Have you ever accidently missed a red light or a stop sign? Or have you heard someone mention a visible event that you passed by but totally missed seeing?
"When we have different things competing for our attention, we can only be aware of so much of what we see," said Kyle Mathewson, Beckman Institute Postdoctoral Fellow at the University of Illinois. "For example, when you're driving, you might really be concentrating on obeying traffic signals."
But say there's an unexpected event: an emergency vehicle, a pedestrian, or an animal running into the road—will you actually see the unexpected, or will you be so focused on your initial task that you don't notice?
"In the car, we may see something so brief or so faint, while we're paying attention to something else, that the event won't come into our awareness," says Mathewson. "If you present this scenario hundreds of times to someone, sometimes they will see the unexpected event, and sometimes they won't because their brain is in a different preparation state."
By using a novel technique to test brain waves, Mathewson and colleagues at the Beckman Institute for Advanced Science and Technology at the University of Illinois are discovering how the brain processes external stimuli that do and don't reach our awareness. A paper about their results, "Dynamics of Alpha Control: Preparatory Suppression of Posterior Alpha Oscillations by Frontal Modulators Revealed with Combined EEG and Event-related Optical Signal," published this month in the Journal of Cognitive Neuroscience, reveals how alpha waves, typically thought of as your brain's electrical activity while it's at rest, can actually influence what we see or don't see.
The researchers used both electroencephalography (EEG) and the event-related optical signal (EROS), developed in the Cognitive Neuroimaging Laboratory of Gabriele Gratton and Monica Fabiani, professors of psychology and members of the Beckman Institute's Cognitive Neuroscience Group, and authors of the study.
While EEG records the electrical activity along the scalp, EROS uses infrared light passed through optical fibers to measure changes in optical properties in the active areas of the cerebral cortex. Because of the hard skull between the EEG sensors and the brain, it can be difficult to find exactly WHERE signals are produced. EROS, which examines how light is scattered, can noninvasively pinpoint activity within the brain.

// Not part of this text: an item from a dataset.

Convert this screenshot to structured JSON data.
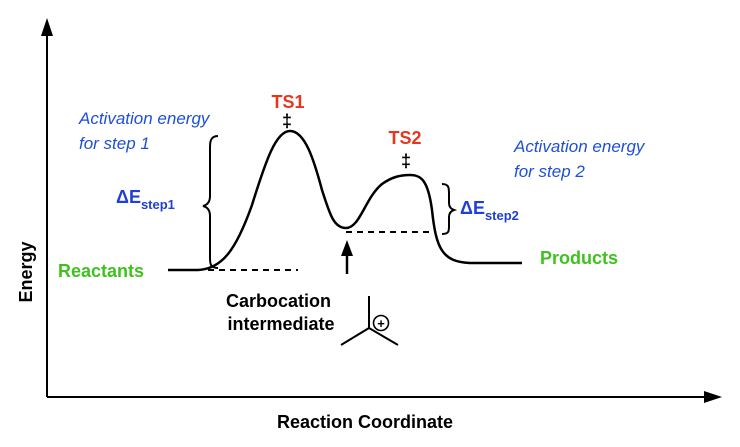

"EROS is based on near-infrared light," explained Fabiani and Gratton via email. "It exploits the fact that when neurons are active, they swell a little, becoming slightly more transparent to light: this allows us to determine when a particular part of the cortex is processing information, as well as where the activity occurs."
This allowed the researchers to not only measure activity in the brain, but also allowed them to map where the alpha oscillations were originating. Their discovery: the alpha waves are produced in the cuneus, located in the part of the brain that processes visual information.
The alpha can inhibit what is processed visually, making it hard for you to see something unexpected.
By focusing your attention and concentrating more fully on what you are experiencing, however, the executive function of the brain can come into play and provide "top-down" control—putting a brake on the alpha waves, thus allowing you to see things that you might have missed in a more relaxed state.
"We found that the same brain regions known to control our attention are involved in suppressing the alpha waves and improving our ability to detect hard-to-see targets," said Diane Beck, a member of the Beckman's Cognitive Neuroscience Group, and one of the study's authors.
"Knowing where the waves originate means we can target that area specifically with electrical stimulation" said Mathewson. "Or we can also give people moment-to-moment feedback, which could be used to alert drivers that they are not paying attention and should increase their focus on the road ahead, or in other situations alert students in a classroom that they need to focus more, or athletes, or pilots and equipment operators."
The study examined 16 subjects and mapped the electrical and optical data onto individual MRI brain images.